In response to the COVID 19 pandemic, which suddenly left many people unemployed or with very low incomes, the U.S. Congress passed the CARES Act – coronavirus Aid, Relief and Economic Security Act – to help homeowners in trouble with mortgages. The provisions of the legislation provided everyone with a mortgage, which is supported by the federal government, such as an FHA loan, or supported by a state-subsidized company (GSE), such as Freddie Mac or Fannie MaeFannie MaeThe Federal National Mortgage Association, typically known as Fannie Mae, is a unit promoted by the U.S. government that was created to expand the secondary mortgage market by making mortgages available. low- and middle-income borrowers. It does not provide mortgages to borrowers, but buys and guarantees mortgages. The term “indulgence” is treated in different countries with different names. The standards of a silos agreement are also different. In Australia, for example, banks offer “variations in hardness” to borrowers who are struggling financially. Borrowers can ask their lenders to change the terms of their loans. It is important that mortgage borrowers understand that they do not automatically benefit from a mortgage. They must go to their mortgage lender or service provider and ask for such an agreement. An important provision of the CARES Act prohibits the borrower from charging additional interest or credit-related fees in connection with the leniency contract.

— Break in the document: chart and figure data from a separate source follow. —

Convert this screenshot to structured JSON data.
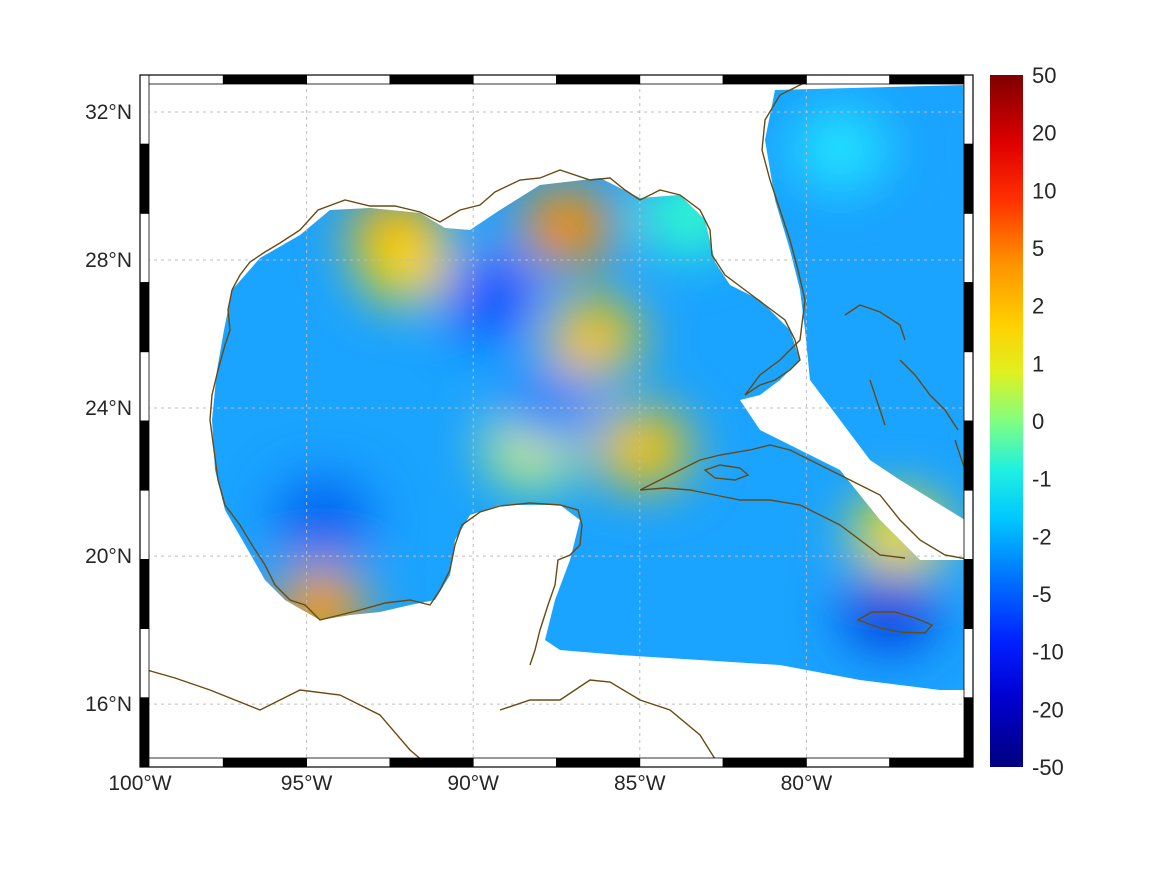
{
  "map": {
    "lon_min": -100,
    "lon_max": -75,
    "lat_min": 14.3,
    "lat_max": 33,
    "lon_ticks": [
      {
        "value": -100,
        "label": "100°W"
      },
      {
        "value": -95,
        "label": "95°W"
      },
      {
        "value": -90,
        "label": "90°W"
      },
      {
        "value": -85,
        "label": "85°W"
      },
      {
        "value": -80,
        "label": "80°W"
      }
    ],
    "lat_ticks": [
      {
        "value": 32,
        "label": "32°N"
      },
      {
        "value": 28,
        "label": "28°N"
      },
      {
        "value": 24,
        "label": "24°N"
      },
      {
        "value": 20,
        "label": "20°N"
      },
      {
        "value": 16,
        "label": "16°N"
      }
    ],
    "grid": true,
    "coastline_color": "#6b4a12",
    "land_color": "#ffffff"
  },
  "colorbar": {
    "labels": [
      "50",
      "20",
      "10",
      "5",
      "2",
      "1",
      "0",
      "-1",
      "-2",
      "-5",
      "-10",
      "-20",
      "-50"
    ],
    "colormap": [
      "#7f0000",
      "#d40000",
      "#ff2a00",
      "#ff7f00",
      "#ffd500",
      "#d4ff2b",
      "#7fff7f",
      "#2bffd4",
      "#00d5ff",
      "#0080ff",
      "#002aff",
      "#0000d4",
      "#00007f"
    ]
  },
  "field": {
    "background": "#1aa3ff",
    "patches": [
      {
        "lon": -92.3,
        "lat": 28.7,
        "value": 5,
        "color": "#ffa500"
      },
      {
        "lon": -92.0,
        "lat": 27.9,
        "value": 2,
        "color": "#ffd700"
      },
      {
        "lon": -87.2,
        "lat": 28.9,
        "value": 5,
        "color": "#ff8c00"
      },
      {
        "lon": -86.4,
        "lat": 25.9,
        "value": 2,
        "color": "#ffc400"
      },
      {
        "lon": -84.9,
        "lat": 22.9,
        "value": 2,
        "color": "#ffc400"
      },
      {
        "lon": -94.6,
        "lat": 18.6,
        "value": 5,
        "color": "#ff9a00"
      },
      {
        "lon": -77.2,
        "lat": 20.6,
        "value": 1,
        "color": "#ffe000"
      },
      {
        "lon": -88.2,
        "lat": 23.0,
        "value": 1,
        "color": "#e6ff33"
      },
      {
        "lon": -83.5,
        "lat": 29.2,
        "value": -1,
        "color": "#33ffcc"
      },
      {
        "lon": -89.5,
        "lat": 27.0,
        "value": -10,
        "color": "#0050ff"
      },
      {
        "lon": -94.5,
        "lat": 21.0,
        "value": -10,
        "color": "#0060f0"
      },
      {
        "lon": -77.5,
        "lat": 18.5,
        "value": -10,
        "color": "#0040e0"
      },
      {
        "lon": -79.0,
        "lat": 31.0,
        "value": -1,
        "color": "#22e5ff"
      },
      {
        "lon": -87.7,
        "lat": 24.0,
        "value": -5,
        "color": "#0080ff"
      }
    ]
  }
}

If you are concerned about your ability to make your next mortgage payment, working with your lender on a leniency agreement may be an option. This can help you avoid late penalties, default and risk enforceable execution. Once the mortgage indulgence period is over, continue with your normal payment plan, in addition to missed payments. Your lender will work with you to find the best way to catch up, whether through a payment plan or a high lump sum payment, but currently many lenders have eliminated the lump sum requirement in response to the pandemic. Borrowers generally require leniency from their lender or mortgage service provider as their financial situation changes, which affects their ability to pay. B, such as a serious illness, job loss or natural disaster. Freddie Mac has announced similar measures to protect single-family homes with Freddie Mac mortgages that are affected by COVID-19. The Committee on the Environment, Health, Health and Protection of Physical Persons, Health and Policy of Health, Health and Policy, Environment, Health, Health, Environment, Environment, Health, Environment, Health, Health, Health, Environment, Health, Health and Safety. that, on that date, there is an appropriate means of reimbursement (for example. B asset sale) for full repayment of the loan. To obtain a mortgage, you must go to the lender, explain the situation and get permission.
This option is more likely to be granted to borrowers who have made one-time payments in the past. The borrower must also prove the cause of the deferral of repayment, such as financial difficulties related to a serious illness or loss of a job. Options for increasing missed payments include paying one lump sum at a time until a given future date, additional payments with your periodic monthly mortgage payment, or additional payments added at the end of your original mortgage agreement.